Coming off of Thanksgiving break I feel ready to go. In Algebra, we are just starting to work with slope. I am excited for tomorrow’s lesson… stay tuned for that.
I graded Geometry’s concept tests over the break, and a majority of the class bombed Triangle Congruency… Hard.
The fact that 7/8 of the classes scores didn’t raise tells me I messed up somewhere along the way. We spent about 40 of the 49 minutes in the period reviewing different problems on whiteboards. I think it helped them quite a bit.
For the last 9 minutes I threw this up on the board:
They were giggling and having a great time. I thought it was interesting that none of my 20 students tried to make the side at a slant… Taking the easy way out I guess.
After about two minutes I revealed the bottom of the slide:
It is really interesting to me that after about 3 seconds, most of the class decided it would be too much work and checked out.

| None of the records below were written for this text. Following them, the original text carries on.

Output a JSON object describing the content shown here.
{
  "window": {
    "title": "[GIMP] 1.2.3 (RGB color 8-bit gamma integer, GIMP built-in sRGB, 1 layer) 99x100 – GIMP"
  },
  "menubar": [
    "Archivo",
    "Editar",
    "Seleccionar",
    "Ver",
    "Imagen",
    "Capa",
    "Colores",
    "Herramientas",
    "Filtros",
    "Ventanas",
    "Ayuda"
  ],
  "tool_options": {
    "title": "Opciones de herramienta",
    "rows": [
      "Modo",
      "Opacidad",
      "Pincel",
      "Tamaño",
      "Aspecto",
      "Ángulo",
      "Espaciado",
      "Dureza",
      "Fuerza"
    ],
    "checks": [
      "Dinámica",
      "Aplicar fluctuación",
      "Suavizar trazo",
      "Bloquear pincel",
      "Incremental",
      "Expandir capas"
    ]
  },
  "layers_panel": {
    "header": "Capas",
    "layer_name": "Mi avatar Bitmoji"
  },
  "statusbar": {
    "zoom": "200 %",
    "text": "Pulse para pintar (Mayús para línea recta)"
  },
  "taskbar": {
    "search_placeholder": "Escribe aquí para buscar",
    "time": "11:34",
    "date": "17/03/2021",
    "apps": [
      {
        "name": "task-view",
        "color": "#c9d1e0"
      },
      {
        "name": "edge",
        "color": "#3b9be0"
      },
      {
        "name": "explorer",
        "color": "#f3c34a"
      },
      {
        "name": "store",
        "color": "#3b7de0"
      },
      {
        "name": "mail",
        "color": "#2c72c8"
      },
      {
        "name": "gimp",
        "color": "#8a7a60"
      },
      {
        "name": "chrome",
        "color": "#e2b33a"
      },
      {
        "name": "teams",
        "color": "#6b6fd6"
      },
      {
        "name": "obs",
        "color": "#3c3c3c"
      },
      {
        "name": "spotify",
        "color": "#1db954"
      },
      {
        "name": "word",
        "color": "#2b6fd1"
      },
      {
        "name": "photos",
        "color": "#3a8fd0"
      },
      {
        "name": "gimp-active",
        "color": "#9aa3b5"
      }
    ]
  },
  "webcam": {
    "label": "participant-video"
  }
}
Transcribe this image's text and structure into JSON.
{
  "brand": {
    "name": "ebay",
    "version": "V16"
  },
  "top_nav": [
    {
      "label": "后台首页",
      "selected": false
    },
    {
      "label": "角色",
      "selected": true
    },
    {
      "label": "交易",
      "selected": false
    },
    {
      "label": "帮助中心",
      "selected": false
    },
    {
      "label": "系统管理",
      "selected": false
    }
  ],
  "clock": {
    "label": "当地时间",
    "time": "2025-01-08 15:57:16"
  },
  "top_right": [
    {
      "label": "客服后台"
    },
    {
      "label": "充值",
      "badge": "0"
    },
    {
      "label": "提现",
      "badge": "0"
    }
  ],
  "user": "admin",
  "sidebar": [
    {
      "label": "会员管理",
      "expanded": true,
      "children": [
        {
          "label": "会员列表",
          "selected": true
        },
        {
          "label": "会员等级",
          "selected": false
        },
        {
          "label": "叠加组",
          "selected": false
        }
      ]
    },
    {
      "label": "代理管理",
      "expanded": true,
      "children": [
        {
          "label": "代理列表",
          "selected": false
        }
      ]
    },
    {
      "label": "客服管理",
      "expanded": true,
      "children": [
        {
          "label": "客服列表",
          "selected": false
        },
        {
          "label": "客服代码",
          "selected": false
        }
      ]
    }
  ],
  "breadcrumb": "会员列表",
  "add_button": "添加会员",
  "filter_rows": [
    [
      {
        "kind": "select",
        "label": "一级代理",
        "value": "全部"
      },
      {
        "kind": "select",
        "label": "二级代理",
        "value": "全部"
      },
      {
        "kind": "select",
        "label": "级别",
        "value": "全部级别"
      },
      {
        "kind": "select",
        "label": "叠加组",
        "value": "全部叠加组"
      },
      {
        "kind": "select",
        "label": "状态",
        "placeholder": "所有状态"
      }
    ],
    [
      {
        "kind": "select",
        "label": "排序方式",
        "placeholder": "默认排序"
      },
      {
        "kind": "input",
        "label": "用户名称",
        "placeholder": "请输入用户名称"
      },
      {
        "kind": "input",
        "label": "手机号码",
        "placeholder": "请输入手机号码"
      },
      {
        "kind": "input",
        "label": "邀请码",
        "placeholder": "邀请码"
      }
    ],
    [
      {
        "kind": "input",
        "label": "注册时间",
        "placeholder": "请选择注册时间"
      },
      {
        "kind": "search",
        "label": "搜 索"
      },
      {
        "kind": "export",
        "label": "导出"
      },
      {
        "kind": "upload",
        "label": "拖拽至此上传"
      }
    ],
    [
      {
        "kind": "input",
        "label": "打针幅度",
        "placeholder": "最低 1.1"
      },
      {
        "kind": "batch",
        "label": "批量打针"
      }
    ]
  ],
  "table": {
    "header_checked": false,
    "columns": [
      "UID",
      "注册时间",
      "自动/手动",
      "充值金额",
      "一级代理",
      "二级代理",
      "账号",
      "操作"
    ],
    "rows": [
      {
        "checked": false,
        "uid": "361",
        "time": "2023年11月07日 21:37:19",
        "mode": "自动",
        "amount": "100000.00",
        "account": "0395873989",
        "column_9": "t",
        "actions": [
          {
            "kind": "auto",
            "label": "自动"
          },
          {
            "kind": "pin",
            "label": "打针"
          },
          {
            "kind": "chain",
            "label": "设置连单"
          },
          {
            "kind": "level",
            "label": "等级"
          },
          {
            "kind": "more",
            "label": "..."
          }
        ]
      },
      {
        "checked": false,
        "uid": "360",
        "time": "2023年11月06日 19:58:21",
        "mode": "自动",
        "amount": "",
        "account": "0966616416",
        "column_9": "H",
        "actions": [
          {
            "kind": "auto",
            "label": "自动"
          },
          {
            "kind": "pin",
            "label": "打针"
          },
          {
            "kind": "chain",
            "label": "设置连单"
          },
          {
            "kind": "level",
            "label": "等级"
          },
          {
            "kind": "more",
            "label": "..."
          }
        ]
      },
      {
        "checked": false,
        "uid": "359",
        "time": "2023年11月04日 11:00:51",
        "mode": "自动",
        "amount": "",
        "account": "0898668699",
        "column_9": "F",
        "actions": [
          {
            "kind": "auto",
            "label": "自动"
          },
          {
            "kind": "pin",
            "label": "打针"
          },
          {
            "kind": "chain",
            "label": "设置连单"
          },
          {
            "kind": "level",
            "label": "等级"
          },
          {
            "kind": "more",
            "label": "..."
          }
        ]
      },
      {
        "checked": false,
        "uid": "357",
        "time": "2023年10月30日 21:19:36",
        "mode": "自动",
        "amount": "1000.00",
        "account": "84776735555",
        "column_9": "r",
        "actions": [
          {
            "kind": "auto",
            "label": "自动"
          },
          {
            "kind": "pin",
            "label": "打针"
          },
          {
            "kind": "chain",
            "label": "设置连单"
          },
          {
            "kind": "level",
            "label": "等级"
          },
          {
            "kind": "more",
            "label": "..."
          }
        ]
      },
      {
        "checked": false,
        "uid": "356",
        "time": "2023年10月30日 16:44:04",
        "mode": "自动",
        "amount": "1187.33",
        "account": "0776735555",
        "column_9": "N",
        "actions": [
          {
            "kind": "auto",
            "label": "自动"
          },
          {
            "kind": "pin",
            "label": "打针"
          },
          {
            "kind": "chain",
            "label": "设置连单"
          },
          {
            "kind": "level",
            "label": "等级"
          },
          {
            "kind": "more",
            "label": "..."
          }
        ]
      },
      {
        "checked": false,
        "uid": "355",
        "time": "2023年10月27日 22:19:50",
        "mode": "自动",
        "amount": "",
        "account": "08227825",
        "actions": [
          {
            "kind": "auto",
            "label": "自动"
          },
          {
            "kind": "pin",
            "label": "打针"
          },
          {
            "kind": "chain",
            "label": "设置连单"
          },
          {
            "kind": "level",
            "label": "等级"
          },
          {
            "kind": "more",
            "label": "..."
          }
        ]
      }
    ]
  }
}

Did I ask the wrong question? Were students not perplexed by this? Is there a lower entry point into coordinate geometry that would have been more effective? Was a bad idea to give this problem with 7 minutes left?
I don’t regret asking students to find a place to start on this for homework. I set the bar high… Students should see that I want them to struggle and be challenged.
This summer I went to one of Dan’s workshops. One idea that stuck with me was you can always add to a problem, but you can never take away. I believe that if I led students through a coordinate geometry problem before hand, it would take away from the magic and struggle that makes math so great. Working at a problem for a longggg time then finally getting it, ya know?
I had parent teacher conferences a few weeks back, the only talking point I had planned was to project my class goals up on the board for parents to see. These were on my syllabus this year and I refer to them constantly to make sure I am excited and passionate about what I am teaching…
Here they are:
- Encourage the development of mathematical reasoning by:
- Incorporating multimedia into lessons.
- Presenting students with low entry and high exit problems.
- Focusing on student work.
- Develop patient problem solving skills.
- Make math social.
- Provide the appropriate level of mathematical rigor for each student.
I believe there is an appropriate place for guided examples, notes and repetition; after the struggle. After students discover and apply the mathematical tools that make their lives easier.
Tomorrow I am planning on having students talk about the problem for a few minutes, creating a plan of attack with their groups, then trying it again. I will work in examples along the way according to where they are at in the solution process.